Scienziati come Nikolaj Ivanovič Vavilov, biologo, genetista russo e viaggiatore instancabile, che studiava varietà vegetali selvatiche per trovare piante che resistessero alle proibitive condizioni siberiane, vennero rinchiusi in carcere. Lo stesso fratello di Beljaev, anche lui genetista, morì in un campo di lavoro, ma questo non fermò Dmitrij, che riuscì a iniziare il suo lavoro proponendolo come un piano per migliorare la qualità delle pellicce delle volpi d’allevamento, un business che fruttava parecchio e a cui il regime non avrebbe potuto dire di no. Solo dopo alcuni anni l’esperimento sarebbe potuto proseguire alla luce del sole, continuando però a scontrarsi con i grandi ostacoli della storia: la Guerra fredda, che rendeva difficili i rapporti con la comunità scientifica occidentale, la perestrojka, l’insieme di riforme politico-economiche attuate nell’URSS negli anni Ottanta, fino alla dissoluzione dell’Unione Sovietica nel 1991, che condusse gli allevamenti delle volpi sull’orlo della chiusura per mancanza di fondi.

Il cuore della ricerca
E l’altra faccia della medaglia? La curiosità, l’impegno per raggiungere risultati, la collaborazione tra scienziati di altri paesi, lo scambio di esperienze, la solidarietà tra colleghi e il progresso dell’etologia e delle tecnologie a disposizione per studiarla. E le volpi. Leggendo le pagine del libro, al di là del rigore scientifico con cui tutti i controlli e le analisi sono state portate avanti da scienziati e operatori dell’allevamento di Novosibirsk, emerge la relazione che si stabilì tra gli umani e quegli animali che lentamente, di generazione in generazione, stavano cambiando: i musi più tondi, gli strani versi, le code scodinzolanti e il desiderio di contatto. Persino Dmitrij Beljaev, descritto come un uomo intelligente, affascinante e granitico, si lasciava andare a giochi e risate con queste volpi in via di domesticazione.
Come riportato nel libro, in un’intervista rilasciata poco prima della sua morte, un giornalista gli domandò quale fosse il suo augurio per le persone del XXI secolo. Lo scienziato rispose:

“Che diano valore alla generosità e si prendano cura gli uni degli altri, che si sforzino di andare d’accordo e vivere in pace tra loro, che si sentano responsabili dei nostri ‘fratelli minori’, cioè di tutte le altre specie che abitano la Terra. Siamo parte della natura e dobbiamo vivere in armonia con essa, visto che ne studiamo le leggi e utilizziamo le conoscenze che ne derivano a nostro vantaggio”

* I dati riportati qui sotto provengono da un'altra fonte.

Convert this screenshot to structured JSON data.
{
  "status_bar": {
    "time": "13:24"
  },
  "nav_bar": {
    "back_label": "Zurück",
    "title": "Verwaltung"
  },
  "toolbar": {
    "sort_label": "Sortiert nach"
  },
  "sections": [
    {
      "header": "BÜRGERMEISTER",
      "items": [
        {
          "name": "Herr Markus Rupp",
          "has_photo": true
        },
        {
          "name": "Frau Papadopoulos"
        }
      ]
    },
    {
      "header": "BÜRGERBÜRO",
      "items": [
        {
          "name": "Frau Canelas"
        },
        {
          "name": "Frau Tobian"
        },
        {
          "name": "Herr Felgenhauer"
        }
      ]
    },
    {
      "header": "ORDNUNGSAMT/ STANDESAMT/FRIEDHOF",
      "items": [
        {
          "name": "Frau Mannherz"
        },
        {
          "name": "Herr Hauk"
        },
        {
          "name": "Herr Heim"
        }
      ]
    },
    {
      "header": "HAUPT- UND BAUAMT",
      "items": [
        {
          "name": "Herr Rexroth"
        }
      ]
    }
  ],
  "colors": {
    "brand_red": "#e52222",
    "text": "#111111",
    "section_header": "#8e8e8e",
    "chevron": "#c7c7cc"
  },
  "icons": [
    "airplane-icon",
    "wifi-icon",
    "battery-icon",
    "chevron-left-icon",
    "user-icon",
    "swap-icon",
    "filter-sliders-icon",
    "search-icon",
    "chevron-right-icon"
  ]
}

Sono parole attuali. L’eredità di un uomo che tanto aveva dato e ricevuto dal rapporto con gli altri. Che fossero umani o non umani. “Come addomesticare una volpe” non è solo un saggio su uno degli esperimenti più famosi in campo etologico, è una storia di ostacoli, vittorie e legami. È quel libro che Beljaev non riuscì a scrivere e con cui Ljudmila Trut e Lee Alan Dugatkin stanno facendo conoscere la sua vita e la sua ricerca.